I would like to know about internal efficiency when using interface lists in firewall rules. For example, if I need to match packets between multiple interfaces in all directions, what would be more efficient for CPU?
Using interface lists
/interface list
add name=testlist
/interface list member
add interface=vlan101 list=testlist
add interface=vlan102 list=testlist
/ip firewall mangle
add action=mark-packet chain=forward in-interface-list=testlist new-packet-mark=intervlan out-interface-list=testlist passthrough=yes
This is an example with only two interfaces. The more interfaces are part of this configuration, the more rules would be needed. Lists are definitely easier from usability point of view, but I’m curious if it’s also more efficient. On the other hand, if internally expanding the lists results in more rules, it could be slower potentially. Technically speaking, this example with two interfaces has the possibility of four variations: vlan101 => vlan101, vlan101 => vlan102, vlan102 => vlan102, vlan102 => vlan101.
This is more of an academic question, although with a large number of interfaces it could get practical meaning.

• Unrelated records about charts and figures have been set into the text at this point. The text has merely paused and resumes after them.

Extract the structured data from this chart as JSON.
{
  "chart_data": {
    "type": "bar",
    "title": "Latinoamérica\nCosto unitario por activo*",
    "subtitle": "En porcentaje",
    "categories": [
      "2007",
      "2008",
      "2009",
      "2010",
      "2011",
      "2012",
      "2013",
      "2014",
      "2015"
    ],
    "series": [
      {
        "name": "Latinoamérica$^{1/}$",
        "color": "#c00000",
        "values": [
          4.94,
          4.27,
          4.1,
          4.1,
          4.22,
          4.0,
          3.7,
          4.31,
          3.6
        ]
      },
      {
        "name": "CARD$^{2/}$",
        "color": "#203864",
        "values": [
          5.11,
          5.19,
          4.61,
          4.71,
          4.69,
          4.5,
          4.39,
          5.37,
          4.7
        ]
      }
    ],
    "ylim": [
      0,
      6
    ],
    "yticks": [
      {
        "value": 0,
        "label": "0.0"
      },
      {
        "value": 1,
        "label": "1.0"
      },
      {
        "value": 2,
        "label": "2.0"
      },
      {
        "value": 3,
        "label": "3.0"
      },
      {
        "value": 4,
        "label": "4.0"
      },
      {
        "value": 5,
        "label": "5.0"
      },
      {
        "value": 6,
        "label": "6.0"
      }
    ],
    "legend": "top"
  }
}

I’d expect that one rule using interface-list would be more effective than multiple rules using interfaces. One aspect is overhead of executing a rule, which is the same for any rule (regardless the check types), and I assume it’s not trivial. The other aspect is handling interface-lust members, these could be either checked very efficiently in a close loop inside rule … or they could be handled very inefficiently by caling simillar rule with single interface for every list member. I’d expect ROS to implement the former (efficient) strategy in which case using interface lists makes lots of sense.
But the above is only my speculation. Only MT engineers can give you a definite answer to your question, and to get an answer you’d probably have to open a ticket with support (e.g. via e-mail).
a. For traffic to or from a single subnet USE: SRC or DST address x.x.x.0/24
b. For traffic to or from two or more whole subnets USE: interface lists
c. For traffic to or from remote subnets (not known to the router) USE: firewall address lists
d. For traffic to or from a group of users ( less than a subnet or from various subnets ) WITH OR WITHOUT other whole subnets USE: firewall address lists
An exception to b, is that the management interface list entry may contain only only one subnet ( interface list used in neighbours discovery and in mac-server mac-winbox )
Thank you both for input. If RouterOS 7 uses nftables behind the scenes, then it has the ability to define multiple interfaces in a single rule (unlike iptables). And because it’s a built-in nftables functionality, I’m sure it is as efficient as it can be.
I did a quick anecdotal iperf single stream test and watched CPU usage. Two-rule approach loaded one core up to 97% and even 100% very briefly. The interface list method loaded one core to 88%. Granted, it’s not a very scientific test with many factors, but the results were consistent on multiple runs. It definitely didn’t get worse.
I like that approach. It wouldn’t be too bad if RouterOS allowed you to reuse existing subnet/network definitions rather than having to re-enter them across different spaces, such as /ip addresses and ip firewall address-list.
Coming from a software engineering background, if I have many instances of the same thing and I make a conscious decision to update one - then I have to update them all. Having a single instance and referencing that many times is much easier to tweak.
Additionally, being able to specify multiple interfaces in firewall rules would be nice to reduce the number of interface lists based on permutations - though I believe RouterOS uses iptables rather than nftables. The latter supports comma-separated in/out interfaces.